Projet de réouverture de la ligne Namur-Reims, via Dinant-Givet au trafic voyageurs ! ..La suite....

Ce mardi 10 mars 2009


Une conférence de presse organisée par les Villes de Dinant et Givet ce lundi 9 mars 2009   Un billet de Alain Radart

Ce lundi s’est tenu une conférence de presse conjointement organisée par Monsieur Fournaux Maire de Dinant et Monsieur Wallendorff Conseiller Général des Ardennes et Maire de Givet.

Etaient présents entre autres, le Président du Conseil Général des Ardennes Monsieur Huré, le représentant du Maire de Charleville-Mézières, le Président du syndicat FGTB pour la Province de Namur Monsieur Flamey, Monsieur Willy Borsus, et une délégation du RWF venue en soutien au projet représentée par Paul-Henry Gendebien, Jeannine Holsbecks et moi-même.

Après un mot de bienvenue de Messieurs Fournaux et Wallendorff, s’en est suivi un exposé de Monsieur  Markus Rieder, chercheur Suisse spécialisé dans le trafic régional ferroviaire en Belgique, en France et en Suisse.
Exposé réfutant la thèse de Monsieur Lebrun ,à savoir, la concurrence qu'il y aurait entre cette ligne et celle d’Athus-Meuse, en invoquant entre autre : « la sinuosité du tracé et le tunnel de Moniat interdisant tout trafic de fret à grand gabarit ».
« Par contre elle peut être utile pour le trafic marchandise local et ainsi contribuer au développement industriel régional ».
Quant au Ravel, des solutions existent pour faire cohabiter les deux projets.
« Le cas de la réouverture de la ligne ferroviaire Malles-Merano (Suisse), avec une piste cyclable parallèle à la ligne ferroviaire, a montré qu’il y a complémentarité entre rail et vélo ».
Un Ravel comme seule initiative est « difficilement défendable sous l’angle de l’intérêt public » !
 
Mais qui se soucie encore de l’intérêt public en Wallonie ?
 
Monsieur Rieder démonte aussi l’argument vertement défendu par Monsieur Bayenet qui voudrait que seule subsiste la ligne des TEC Dinant-Givet en mentionnant les retards des bus (embouteillage à Hastière) cause pour laquelle, on rate souvent son train à Dinant.
De plus la durée du trajet est bien supérieure qu’elle ne le serait avec une liaison ferroviaire.

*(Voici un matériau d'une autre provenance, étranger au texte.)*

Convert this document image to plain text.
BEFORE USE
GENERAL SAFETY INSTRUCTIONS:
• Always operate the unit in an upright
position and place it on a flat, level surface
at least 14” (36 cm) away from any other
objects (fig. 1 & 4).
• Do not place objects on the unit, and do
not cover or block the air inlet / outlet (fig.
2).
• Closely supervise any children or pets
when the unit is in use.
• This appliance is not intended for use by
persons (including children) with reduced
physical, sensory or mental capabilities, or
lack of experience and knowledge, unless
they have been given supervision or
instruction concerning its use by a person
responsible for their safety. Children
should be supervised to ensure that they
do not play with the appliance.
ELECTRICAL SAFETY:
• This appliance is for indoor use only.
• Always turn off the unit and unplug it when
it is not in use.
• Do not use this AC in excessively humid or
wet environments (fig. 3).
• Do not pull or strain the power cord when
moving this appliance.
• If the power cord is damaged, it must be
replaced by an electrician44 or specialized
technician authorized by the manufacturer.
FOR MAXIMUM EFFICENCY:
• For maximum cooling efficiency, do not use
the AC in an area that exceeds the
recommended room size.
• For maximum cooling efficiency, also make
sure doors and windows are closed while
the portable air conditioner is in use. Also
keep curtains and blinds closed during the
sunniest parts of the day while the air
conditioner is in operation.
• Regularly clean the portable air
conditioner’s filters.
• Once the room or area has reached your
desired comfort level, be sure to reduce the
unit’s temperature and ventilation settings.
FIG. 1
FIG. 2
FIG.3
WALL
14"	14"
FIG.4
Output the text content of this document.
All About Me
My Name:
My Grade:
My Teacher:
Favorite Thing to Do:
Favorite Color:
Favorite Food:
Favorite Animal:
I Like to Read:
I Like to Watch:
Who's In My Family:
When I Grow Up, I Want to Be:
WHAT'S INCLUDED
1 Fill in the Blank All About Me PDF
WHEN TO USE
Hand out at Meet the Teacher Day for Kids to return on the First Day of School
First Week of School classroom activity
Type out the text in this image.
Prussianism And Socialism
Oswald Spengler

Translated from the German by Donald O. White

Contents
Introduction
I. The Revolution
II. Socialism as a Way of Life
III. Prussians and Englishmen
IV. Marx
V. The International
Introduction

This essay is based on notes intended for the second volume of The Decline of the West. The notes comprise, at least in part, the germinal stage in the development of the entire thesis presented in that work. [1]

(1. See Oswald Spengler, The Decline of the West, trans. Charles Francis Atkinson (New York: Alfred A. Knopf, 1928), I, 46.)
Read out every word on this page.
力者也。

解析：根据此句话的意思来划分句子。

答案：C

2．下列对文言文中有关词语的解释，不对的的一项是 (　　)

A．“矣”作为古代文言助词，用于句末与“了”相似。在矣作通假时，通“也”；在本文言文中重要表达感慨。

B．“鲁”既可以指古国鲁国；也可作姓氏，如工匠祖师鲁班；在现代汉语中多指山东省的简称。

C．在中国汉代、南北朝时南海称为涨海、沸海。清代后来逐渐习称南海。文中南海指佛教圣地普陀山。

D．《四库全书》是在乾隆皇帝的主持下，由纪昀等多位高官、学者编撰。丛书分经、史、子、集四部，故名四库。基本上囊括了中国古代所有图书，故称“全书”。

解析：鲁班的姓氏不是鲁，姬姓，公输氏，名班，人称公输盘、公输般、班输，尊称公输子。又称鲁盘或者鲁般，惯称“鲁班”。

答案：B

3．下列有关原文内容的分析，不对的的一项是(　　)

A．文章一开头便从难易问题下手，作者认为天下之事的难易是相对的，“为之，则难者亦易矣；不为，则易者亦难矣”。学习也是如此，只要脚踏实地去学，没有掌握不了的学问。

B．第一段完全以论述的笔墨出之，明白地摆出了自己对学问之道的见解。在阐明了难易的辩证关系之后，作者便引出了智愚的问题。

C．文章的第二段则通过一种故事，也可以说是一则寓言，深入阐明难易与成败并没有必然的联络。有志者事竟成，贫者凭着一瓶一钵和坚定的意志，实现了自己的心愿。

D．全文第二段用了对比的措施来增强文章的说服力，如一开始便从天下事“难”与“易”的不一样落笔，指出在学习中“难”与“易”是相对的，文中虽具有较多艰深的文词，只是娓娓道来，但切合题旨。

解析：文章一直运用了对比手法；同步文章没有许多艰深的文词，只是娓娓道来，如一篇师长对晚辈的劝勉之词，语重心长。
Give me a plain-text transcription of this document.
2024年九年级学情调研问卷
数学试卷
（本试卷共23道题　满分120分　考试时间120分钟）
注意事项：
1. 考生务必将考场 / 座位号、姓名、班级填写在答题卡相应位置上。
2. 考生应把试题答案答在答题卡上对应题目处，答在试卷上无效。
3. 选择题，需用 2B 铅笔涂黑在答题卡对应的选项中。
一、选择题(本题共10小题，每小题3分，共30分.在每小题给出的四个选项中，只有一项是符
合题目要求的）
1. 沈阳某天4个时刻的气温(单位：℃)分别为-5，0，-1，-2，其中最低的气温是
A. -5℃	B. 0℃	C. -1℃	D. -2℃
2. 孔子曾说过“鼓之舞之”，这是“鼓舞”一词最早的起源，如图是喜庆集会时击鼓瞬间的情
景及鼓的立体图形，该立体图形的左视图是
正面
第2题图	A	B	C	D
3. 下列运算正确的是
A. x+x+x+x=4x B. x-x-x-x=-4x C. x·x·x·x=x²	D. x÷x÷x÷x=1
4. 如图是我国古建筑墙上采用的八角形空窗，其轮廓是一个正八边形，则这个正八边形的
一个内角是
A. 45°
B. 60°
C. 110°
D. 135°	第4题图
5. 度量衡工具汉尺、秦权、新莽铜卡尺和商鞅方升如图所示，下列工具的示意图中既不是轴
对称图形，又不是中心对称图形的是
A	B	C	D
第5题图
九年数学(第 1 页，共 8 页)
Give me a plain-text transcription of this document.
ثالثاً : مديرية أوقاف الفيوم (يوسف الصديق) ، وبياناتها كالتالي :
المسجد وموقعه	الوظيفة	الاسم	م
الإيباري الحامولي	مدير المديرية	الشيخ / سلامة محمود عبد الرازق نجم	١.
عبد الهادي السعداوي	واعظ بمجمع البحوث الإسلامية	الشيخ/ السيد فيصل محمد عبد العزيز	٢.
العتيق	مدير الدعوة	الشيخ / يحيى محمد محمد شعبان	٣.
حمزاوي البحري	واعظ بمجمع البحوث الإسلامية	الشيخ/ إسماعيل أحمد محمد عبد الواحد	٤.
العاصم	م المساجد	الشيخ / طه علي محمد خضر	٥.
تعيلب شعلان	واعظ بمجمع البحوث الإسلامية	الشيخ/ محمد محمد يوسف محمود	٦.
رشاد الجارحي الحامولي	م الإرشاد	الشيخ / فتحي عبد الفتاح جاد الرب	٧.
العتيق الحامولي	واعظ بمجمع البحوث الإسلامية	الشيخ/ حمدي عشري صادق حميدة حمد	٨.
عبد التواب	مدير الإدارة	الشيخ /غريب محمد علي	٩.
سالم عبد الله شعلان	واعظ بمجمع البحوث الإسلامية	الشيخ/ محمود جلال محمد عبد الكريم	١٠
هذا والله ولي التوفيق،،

« Pendant les jours ouvrables, le dernier bus vers Dinant quitte Givet à 18h32 déjà ; dans l’autre sens, le dernier bus arrive à Givet à 20h29. Le trajet dure environ 35 minutes, avec des retards réguliers aux heures de pointe ».

Ensuite Monsieur Huré a rappelé que la France s’engage à payer 50% de l’investissement alors que 90% du tracé de la ligne est en Belgique et que c’est la première fois en Europe qu’un Pays interviendrait financièrement dans un autre.
Le coût de la remise en service de la ligne 154 Dinant Givet a été estimé en 2004 à 23 Millions d’Euro à concurrence de 6 Millions pour la Belgique.

L’Union Européenne pourrait sans doute en payer une partie pour recréer une liaison internationale.

Il y va de l’intérêt général de rouvrir cette ligne ferroviaire à l’heure ou la crise financière menace nos emplois, dans une région ou le taux de chômage est presque deux fois supérieur à celui de la Champagne-Ardenne.